Pour lui, l’application en surface de taches fauves et irrévérencieuses agit le plus souvent comme un acte critique envers ce qui est figuré, que ce soient des clichés d’églises en ruine – associées aux grands conflits de toutes les époques – ou des portraits "iconiques" bien connus, tels ceux d’Hitler et de différents papes. "La superposition de deux langages [photographique et pictural] est une manière pour moi d’aller plus loin que l’image traditionnelle que l’on se fait de la peinture en violant quelque chose. C’est maintenant devenu possible de présenter de telles oeuvres, contrairement à la Renaissance et toute la période précédant l’invention de la photographie, une époque où le peintre devait rendre fidèlement son sujet", commente l’artiste avec enthousiasme.
Or, cette férocité sans concession envers la représentation du monde visible semble paradoxalement le signe d’une sensibilité et d’une spiritualité exacerbées – qualités essentielles du chasseur que Séguin a su faire siennes. "La chasse, c’est bien plus qu’enlever la vie à un animal pour se nourrir. C’est un cycle qui suit le rythme même des saisons, avec ses odeurs, ses lumières, ses coloris précis, et qui m’oblige à une attention et à une communication directe avec la matière et les choses. Ma sensibilité est entièrement nourrie avec elle."
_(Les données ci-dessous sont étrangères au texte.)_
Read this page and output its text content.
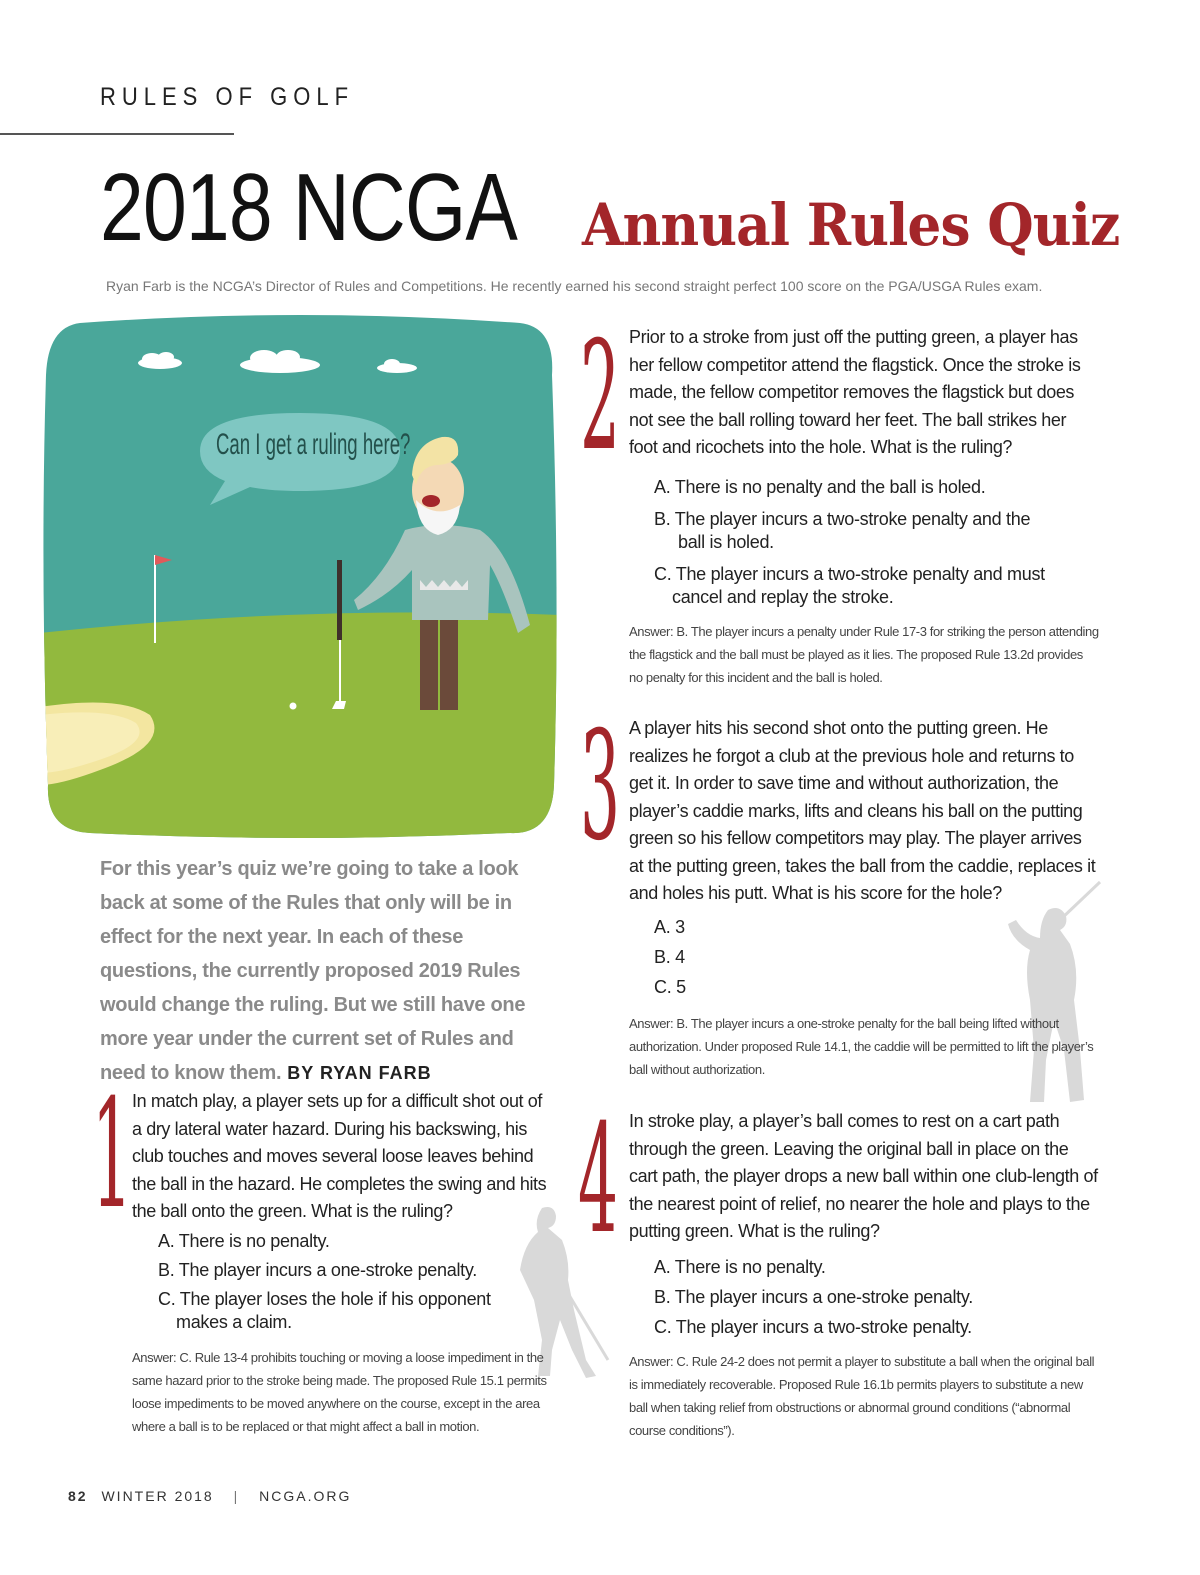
RULES OF GOLF
2018 NCGA Annual Rules Quiz
Ryan Farb is the NCGA’s Director of Rules and Competitions. He recently earned his second straight perfect 100 score on the PGA/USGA Rules exam.
Can I get a ruling here?
For this year’s quiz we’re going to take a look back at some of the Rules that only will be in effect for the next year. In each of these questions, the currently proposed 2019 Rules would change the ruling. But we still have one more year under the current set of Rules and need to know them. BY RYAN FARB
1 In match play, a player sets up for a difficult shot out of a dry lateral water hazard. During his backswing, his club touches and moves several loose leaves behind the ball in the hazard. He completes the swing and hits the ball onto the green. What is the ruling?
A. There is no penalty.
B. The player incurs a one-stroke penalty.
C. The player loses the hole if his opponent
makes a claim.
Answer: C. Rule 13-4 prohibits touching or moving a loose impediment in the same hazard prior to the stroke being made. The proposed Rule 15.1 permits loose impediments to be moved anywhere on the course, except in the area where a ball is to be replaced or that might affect a ball in motion.
2 Prior to a stroke from just off the putting green, a player has her fellow competitor attend the flagstick. Once the stroke is made, the fellow competitor removes the flagstick but does not see the ball rolling toward her feet. The ball strikes her foot and ricochets into the hole. What is the ruling?
A. There is no penalty and the ball is holed.
B. The player incurs a two-stroke penalty and the
ball is holed.
C. The player incurs a two-stroke penalty and must
cancel and replay the stroke.
Answer: B. The player incurs a penalty under Rule 17-3 for striking the person attending the flagstick and the ball must be played as it lies. The proposed Rule 13.2d provides no penalty for this incident and the ball is holed.
3 A player hits his second shot onto the putting green. He realizes he forgot a club at the previous hole and returns to get it. In order to save time and without authorization, the player’s caddie marks, lifts and cleans his ball on the putting green so his fellow competitors may play. The player arrives at the putting green, takes the ball from the caddie, replaces it and holes his putt. What is his score for the hole?
A. 3
B. 4
C. 5
Answer: B. The player incurs a one-stroke penalty for the ball being lifted without authorization. Under proposed Rule 14.1, the caddie will be permitted to lift the player’s ball without authorization.
4 In stroke play, a player’s ball comes to rest on a cart path through the green. Leaving the original ball in place on the cart path, the player drops a new ball within one club-length of the nearest point of relief, no nearer the hole and plays to the putting green. What is the ruling?
A. There is no penalty.
B. The player incurs a one-stroke penalty.
C. The player incurs a two-stroke penalty.
Answer: C. Rule 24-2 does not permit a player to substitute a ball when the original ball is immediately recoverable. Proposed Rule 16.1b permits players to substitute a new ball when taking relief from obstructions or abnormal ground conditions (“abnormal course conditions”).
82 WINTER 2018 | NCGA.ORG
Ce n’est pas un hasard s’il émane de ses oeuvres quelque chose de la fascination vorace que l’on peut ressentir face au sang de la bête expirante qui macule la neige ou les feuilles mortes en automne. Irions-nous chercher trop loin en transposant cette tache sacrificielle à la tache picturale viscérale souillant ses nombreux sujets et portraits? Et si, pour Séguin, peindre était une manière de mieux embrasser l’humanité, au coeur de ses contradictions, dans un mouvement oscillant entre tendresse et violence? "Dès le moment où tu crées, tu te fais le porteur d’une intention de vie. La mienne est un espoir engagé envers l’humain plutôt qu’une cause."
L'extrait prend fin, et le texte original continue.